According to the 1511 edition, "Some think their wit is very fine, / Yet they are geese right down the line, / All reason, breeding they decline."
The Foolish Husband and the Shrewish Wife (Hutt 1354, Schramm 1146, Borer 124). Original woodcut, 1494. A good impression on laid paper from the 1511 edition. Image size: 115x82mm. Price: $1375.

The 1511 edition tells us: "Some men would ride morn, noon, and late, / If only they could dodge their mate, / But women's grip is obdurate."
The Oppressed Fool (Hutt 1383, Borer 156, Schramm 1185). Original woodcut, 1494. A good impression on laid paper from the 1511 edition. Image size: 115x82mm. Price: $1275.

The 1511 edition tells us: "Most fools are under pressure ay, / Those who are fools in many a way, / The donkey rides them every day" (Like the fool that Shakespeare's Fool tells King Lear who "carried his ass on his back o'er the dirt").
Scornful Fools (Hutt 1361, Borer 131, Schramm 1153). Original woodcut, 1494. A good impression on laid paper from the 1497 edition. Image size: 115x82mm. Price: $1375.

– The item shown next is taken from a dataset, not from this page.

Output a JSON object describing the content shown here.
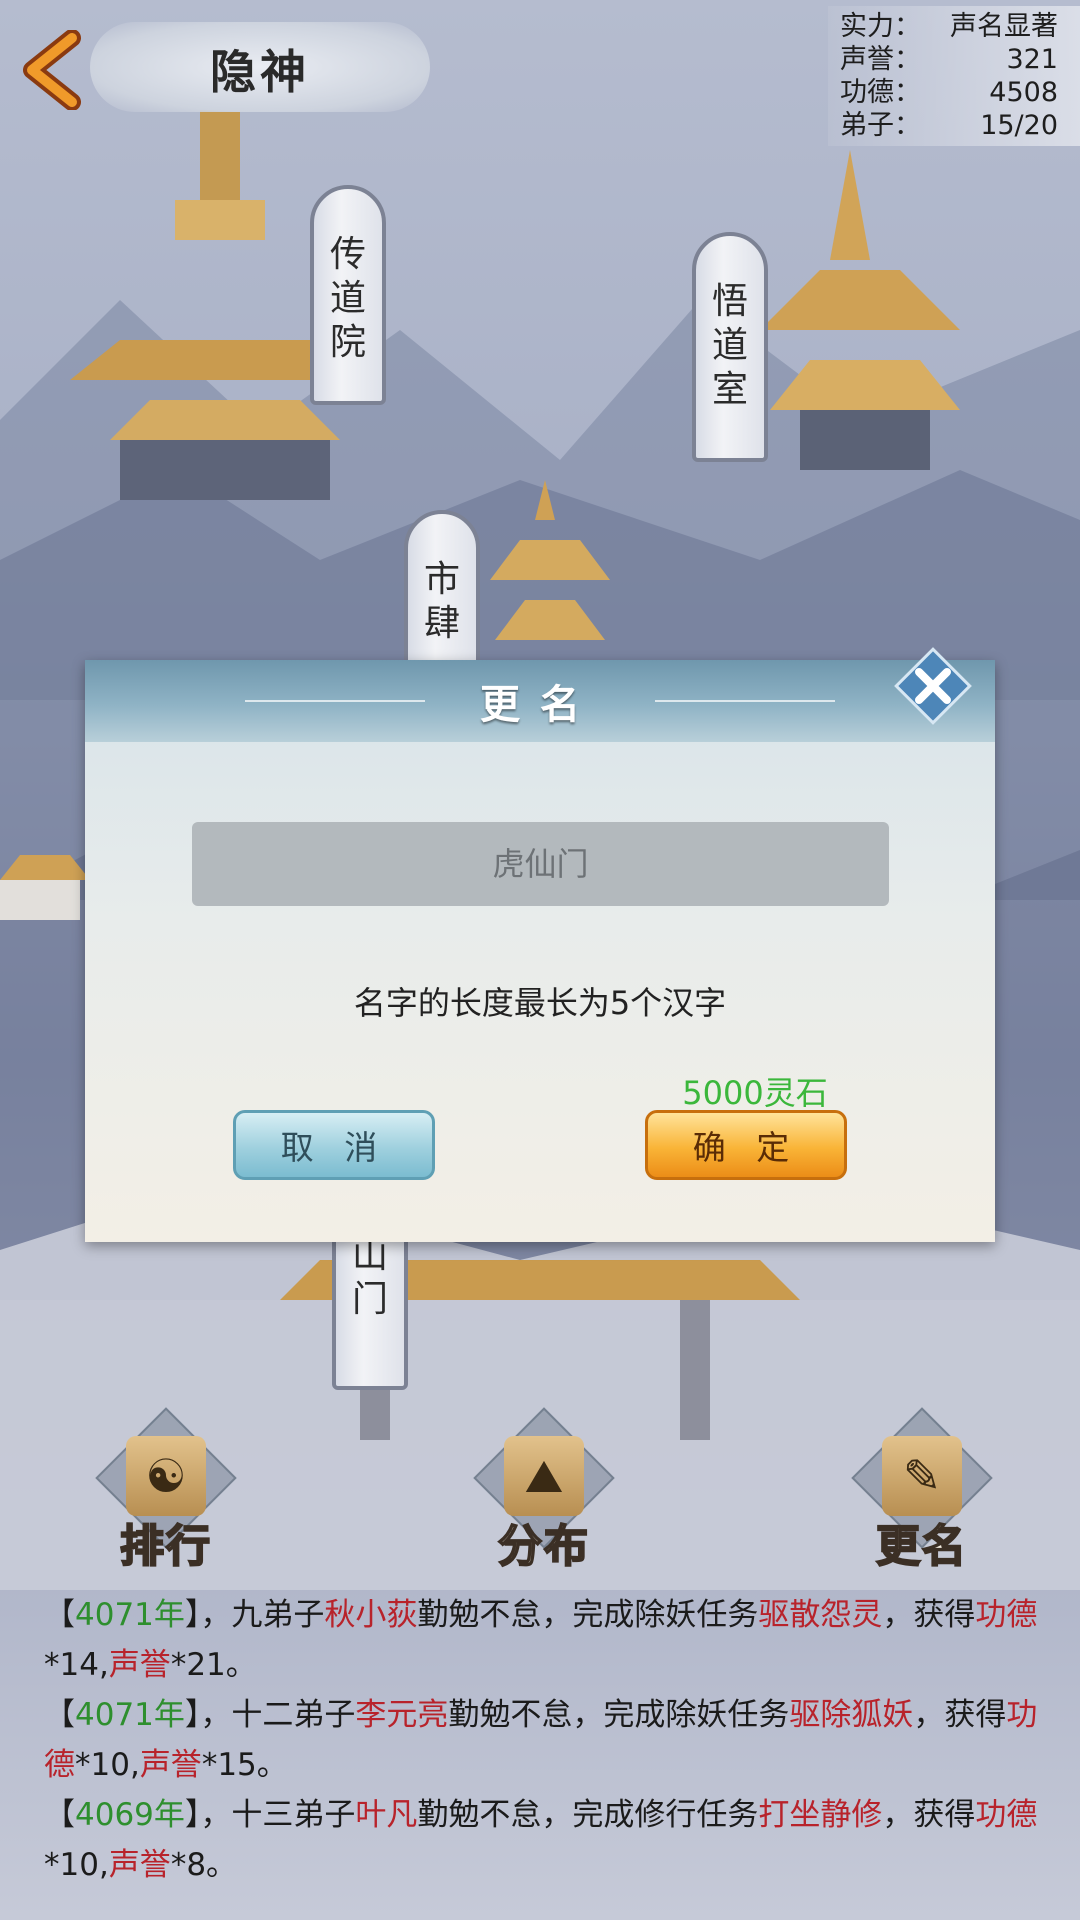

The 1511 edition tells us: "From fools 'tis good to keep away, / Who pelt with rocks and stones for ay, / Not heeding ill or wisdom's way."
Fools who tell secrets (chapter 51 of Das Narrenschiff). Original woodcut, 1494. Ours is an impression on laid paper from the 1520 Strasbourg edition, the last printed from Durer's woodblocks, though this woodcut, showing Dalilah giving Samson a haircut so that he can be rendered weak and captured, does not appear to be by Durer. Image size: 113x81mm. Price: $725.

"Fool he who tells his secret plan / To wife or any other man, / Thus mighty Samson, less than wise, / Lost strength and locks and both his eyes."